When repeated over time, empathic resonance with others’ pain can lead to empathic distress and emotional exhaustion, or burnout. According to a study carried out in North America, 60 % of all nurses, doctors, and caregivers who are in constant contact with patients experiencing suffering have or will suffer burnout at some point in their professional life.
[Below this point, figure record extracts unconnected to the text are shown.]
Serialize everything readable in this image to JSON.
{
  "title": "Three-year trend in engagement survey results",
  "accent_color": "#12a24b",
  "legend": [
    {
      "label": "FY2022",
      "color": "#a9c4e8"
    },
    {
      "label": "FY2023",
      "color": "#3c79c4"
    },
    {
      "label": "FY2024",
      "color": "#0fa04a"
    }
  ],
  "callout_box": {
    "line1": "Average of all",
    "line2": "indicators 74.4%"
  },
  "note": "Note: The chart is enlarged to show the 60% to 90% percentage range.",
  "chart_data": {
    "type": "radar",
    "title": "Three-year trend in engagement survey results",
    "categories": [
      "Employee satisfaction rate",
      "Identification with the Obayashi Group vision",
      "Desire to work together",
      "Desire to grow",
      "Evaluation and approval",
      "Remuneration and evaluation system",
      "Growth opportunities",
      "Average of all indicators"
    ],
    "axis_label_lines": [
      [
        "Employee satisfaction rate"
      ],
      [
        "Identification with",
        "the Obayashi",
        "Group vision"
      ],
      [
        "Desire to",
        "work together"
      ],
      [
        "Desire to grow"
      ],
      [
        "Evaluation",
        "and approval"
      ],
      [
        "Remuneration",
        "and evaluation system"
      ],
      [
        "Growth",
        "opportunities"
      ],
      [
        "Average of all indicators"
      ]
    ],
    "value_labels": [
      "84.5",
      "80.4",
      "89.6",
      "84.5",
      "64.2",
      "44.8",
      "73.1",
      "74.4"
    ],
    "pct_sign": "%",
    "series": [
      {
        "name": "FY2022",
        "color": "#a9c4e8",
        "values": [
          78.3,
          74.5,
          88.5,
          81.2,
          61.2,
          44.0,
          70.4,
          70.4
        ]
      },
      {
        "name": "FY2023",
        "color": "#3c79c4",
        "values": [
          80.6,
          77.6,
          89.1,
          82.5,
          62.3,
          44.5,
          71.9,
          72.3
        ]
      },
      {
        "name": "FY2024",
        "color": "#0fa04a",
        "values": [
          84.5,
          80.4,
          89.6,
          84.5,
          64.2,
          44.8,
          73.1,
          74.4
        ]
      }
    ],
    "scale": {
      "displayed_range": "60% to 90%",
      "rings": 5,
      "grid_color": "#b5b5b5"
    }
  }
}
Compassion and selfless love are associated with positive emotions. Based on this, in the course of my collaboration with Tania Singer, a neuroscientist Director at the Max Planck Institute in Leipzig, we realized that burnout was actually a due to ‟empathy fatigue” and not to ‟compassion fatigue”. In fact, compassion far from leading to distress and discouragement strengthens our fortitude, our inner balance and our courageous determination to help those who suffer. In essence, from our point of view, love and compassion do not wear out. Rather they help to overcome empathic distress.

These three dimensions — altruistic love, empathy and compassion — are naturally connected. Within altruistic love, or benevolence, empathy alerts us that the other person might be suffering. Compassion — the desire to dispel these sufferings and their causes — follows. Thus, when confronted with suffering, altruistic love, catalyzed by empathy, becomes compassion.